Bodice Front Style 44

The bodice of this garment has three radiating darts in the neckline of the half-block. Of these three darts; the middle dart is quite long, the other two significantly shorter. These dart are called radiating as the mid dart points towards the Bust Point, and the other two are not parallel, but radiate outwards; i.e. the width between the darts at the neckline is narrower than at the end points. This style will be created using the cut and spread method.

Example: Outcome

Figure 1 shows the block being used on the left (1-Dart Block), and the pattern that will be created (Style 03) on the right.

Note: The actual pattern would need seam allowance or cutting instructions added; this has not been done here we are just covering the theory of manipulating darts.

Instructions (Style-44) – Figure 1

In the instructions color is used for emphasis, so it can be seen more easily, particularly in the current step.  You will be using a hard (4H-6H pencil). As we will be cutting and spreading, chances are you do not want to cut up your block.  We will trace the block onto paper first and cut and spread the paper pattern.
  • Copy the block onto paper; mark the Bust Point and dart legs – you do not need to mark the Dart Point.
  • Draw the dart legs to the Bust Point.
  • Draw a line from the mid-neck point (C) to the Bust Point – Shown in this image by the dashed red line.

Instructions (Style-44) – Figure 2

  • Measure the line from C to the BP, and mark the half-way point.
  • At the half-way point, and at right angles to the line C-BP, draw a line that extends 1 inch either side of the line C~BP.  Note points D & E.

Instructions (Style-44) – Figure 3

  • At the neckline, measure 1/2-inch either side of point C and mark points F & G.

Instructions (Style-44) – Figure 4

  • Draw a line from the BP to E, then from E to G.
  • Draw a line from BP to D, then from D to F.

Instructions (Style-44) – Figure 5

  • Cut from point G to E, then E to Bust Point.
  • Cut from point C to Bust Point.
  • Cut from point F to D, then from D to Bust Point.
  • Cut from the BP through the dart leg to point A.
You will have four pieces. I will also cut the pattern the pattern out of the paper at this stage.
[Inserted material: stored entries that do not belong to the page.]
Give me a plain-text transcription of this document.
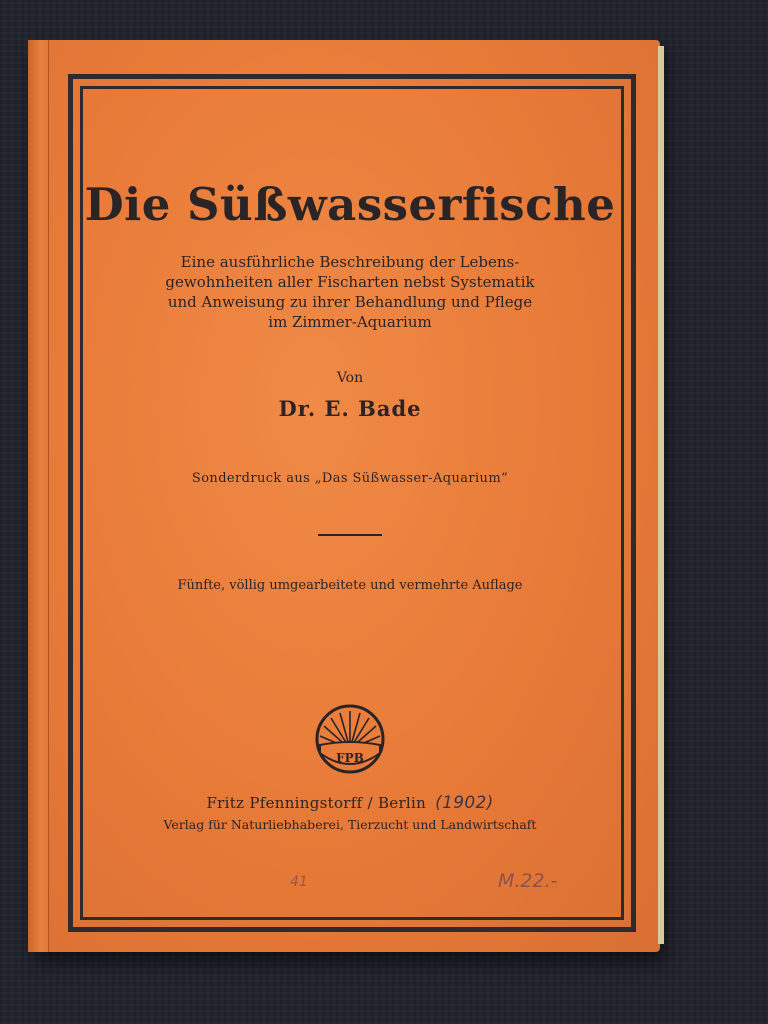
Die Süßwasserfische
Eine ausführliche Beschreibung der Lebens-
gewohnheiten aller Fischarten nebst Systematik
und Anweisung zu ihrer Behandlung und Pflege
im Zimmer-Aquarium
Von
Dr. E. Bade
Sonderdruck aus „Das Süßwasser-Aquarium“
Fünfte, völlig umgearbeitete und vermehrte Auflage
FPB
Fritz Pfenningstorff / Berlin (1902)
Verlag für Naturliebhaberei, Tierzucht und Landwirtschaft
41	M.22.-
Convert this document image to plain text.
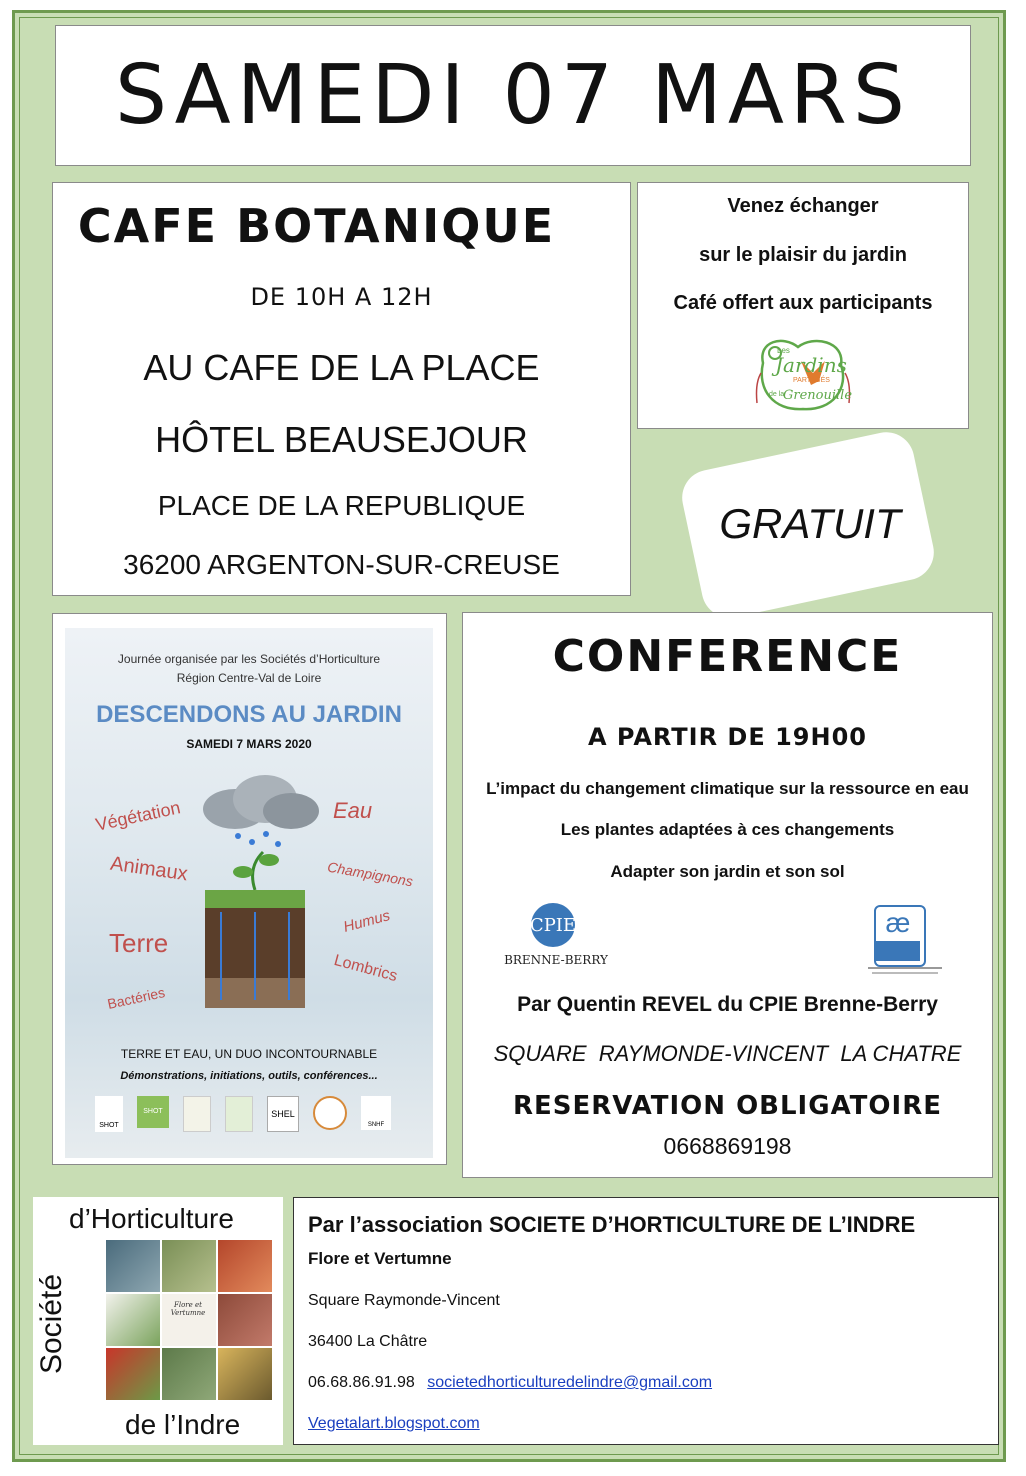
SAMEDI 07 MARS
CAFE BOTANIQUE
DE 10H A 12H
AU CAFE DE LA PLACE
HÔTEL BEAUSEJOUR
PLACE DE LA REPUBLIQUE
36200 ARGENTON-SUR-CREUSE
Venez échanger
sur le plaisir du jardin
Café offert aux participants
Les
Jardins
PARTAGÉS
de la
Grenouille
GRATUIT
Journée organisée par les Sociétés d’Horticulture
Région Centre-Val de Loire
DESCENDONS AU JARDIN
SAMEDI 7 MARS 2020
Végétation	Eau
Animaux	Champignons
Terre
Humus
Lombrics
Bactéries
TERRE ET EAU, UN DUO INCONTOURNABLE
Démonstrations, initiations, outils, conférences...
SHOT
SHOT	SHEL
SNHF
CONFERENCE
A PARTIR DE 19H00
L’impact du changement climatique sur la ressource en eau
Les plantes adaptées à ces changements
Adapter son jardin et son sol
CPIE
BRENNE-BERRY
æ
Par Quentin REVEL du CPIE Brenne-Berry
SQUARE  RAYMONDE-VINCENT  LA CHATRE
RESERVATION OBLIGATOIRE
0668869198
Société
d’Horticulture
de l’Indre
Flore et Vertumne
Par l’association SOCIETE D’HORTICULTURE DE L’INDRE
Flore et Vertumne
Square Raymonde-Vincent
36400 La Châtre
06.68.86.91.98 societedhorticulturedelindre@gmail.com
Vegetalart.blogspot.com
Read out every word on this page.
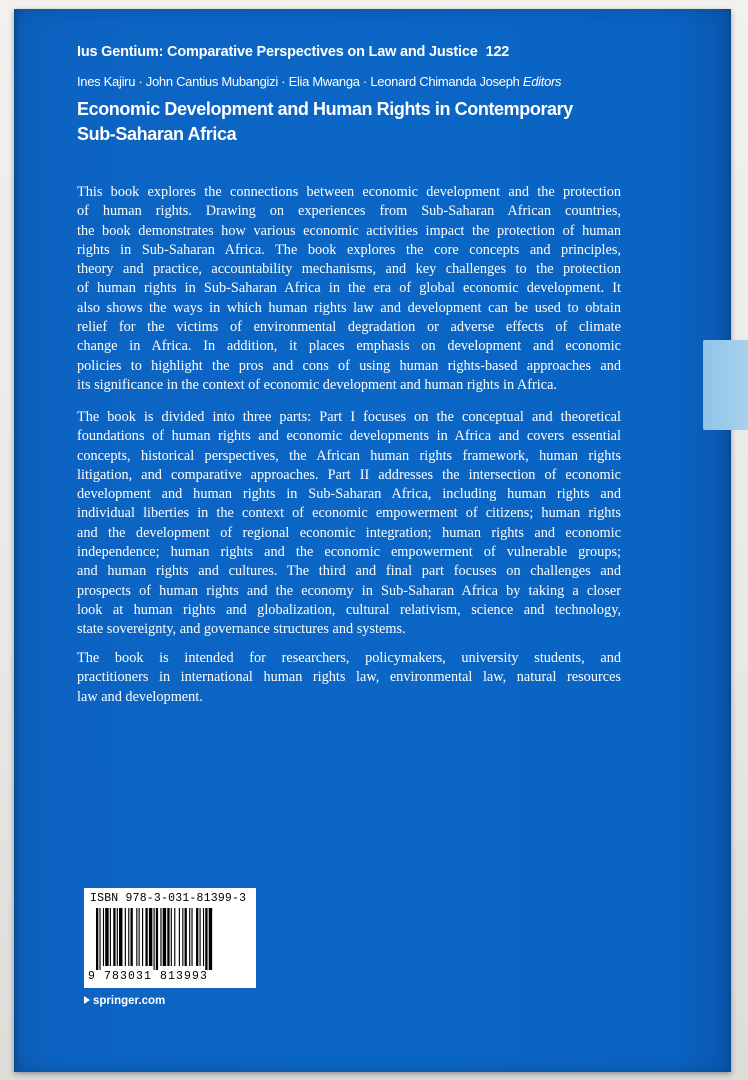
Ius Gentium: Comparative Perspectives on Law and Justice 122
Ines Kajiru · John Cantius Mubangizi · Elia Mwanga · Leonard Chimanda Joseph Editors
Economic Development and Human Rights in Contemporary
Sub-Saharan Africa

This book explores the connections between economic development and the protection
of human rights. Drawing on experiences from Sub-Saharan African countries,
the book demonstrates how various economic activities impact the protection of human
rights in Sub-Saharan Africa. The book explores the core concepts and principles,
theory and practice, accountability mechanisms, and key challenges to the protection
of human rights in Sub-Saharan Africa in the era of global economic development. It
also shows the ways in which human rights law and development can be used to obtain
relief for the victims of environmental degradation or adverse effects of climate
change in Africa. In addition, it places emphasis on development and economic
policies to highlight the pros and cons of using human rights-based approaches and
its significance in the context of economic development and human rights in Africa.

The book is divided into three parts: Part I focuses on the conceptual and theoretical
foundations of human rights and economic developments in Africa and covers essential
concepts, historical perspectives, the African human rights framework, human rights
litigation, and comparative approaches. Part II addresses the intersection of economic
development and human rights in Sub-Saharan Africa, including human rights and
individual liberties in the context of economic empowerment of citizens; human rights
and the development of regional economic integration; human rights and economic
independence; human rights and the economic empowerment of vulnerable groups;
and human rights and cultures. The third and final part focuses on challenges and
prospects of human rights and the economy in Sub-Saharan Africa by taking a closer
look at human rights and globalization, cultural relativism, science and technology,
state sovereignty, and governance structures and systems.

The book is intended for researchers, policymakers, university students, and
practitioners in international human rights law, environmental law, natural resources
law and development.

ISBN 978-3-031-81399-3
9 783031 813993
springer.com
Instructions (Style-44) – Figure 6

  • Put some paper underneath for securing the cut pieces.
  • Pivot the CF piece (colored yellow for emphasis in the image) on the Bust Point until the waist dart is closed (i.e. until dart leg A reaches dart leg B).
  • Secure with sticky tape

Instructions (Style-44) – Figure 7

  • Pivot the second piece (colored green for emphasis in the image) until it is 1/2-inch away from the CF piece at the neckline.
  • Secure with sticky-tape.
  • Pivot the third piece (colored pink for emphasis in the image) until it is 1/2-inch away from the side seam piece at the neckline.
  • Secure with sticky tape.
Note that the center dart is much larger than the two side darts, as this is the dart that points to the Bust Point.   If you have a large bust cup, this center dart will end up very large; in this case you could increase the width of the other darts to 3/4-inch.  If you do have a very large bust cup, you need to take this into account with certain styles –  there are some styles that just will not work well for D, DD and bigger bust cups. (i.e. Make styles that suit your figure.  Styles like this with one very large dart will not work well for you). The reason you do not spread the dart value evenly between the three darts is that the side darts end up very far from the Bust Point (see Figure 8 for clarification).  If you had very large darts pointing to these dart points, it would create a very strange fullness at these points.

Instructions (Style-44) – Figure 8

  • Finish off the darts.
  • If this were a pattern piece, you would need to add seam allowance, the grainline, pattern piece, cutting instructions, etc.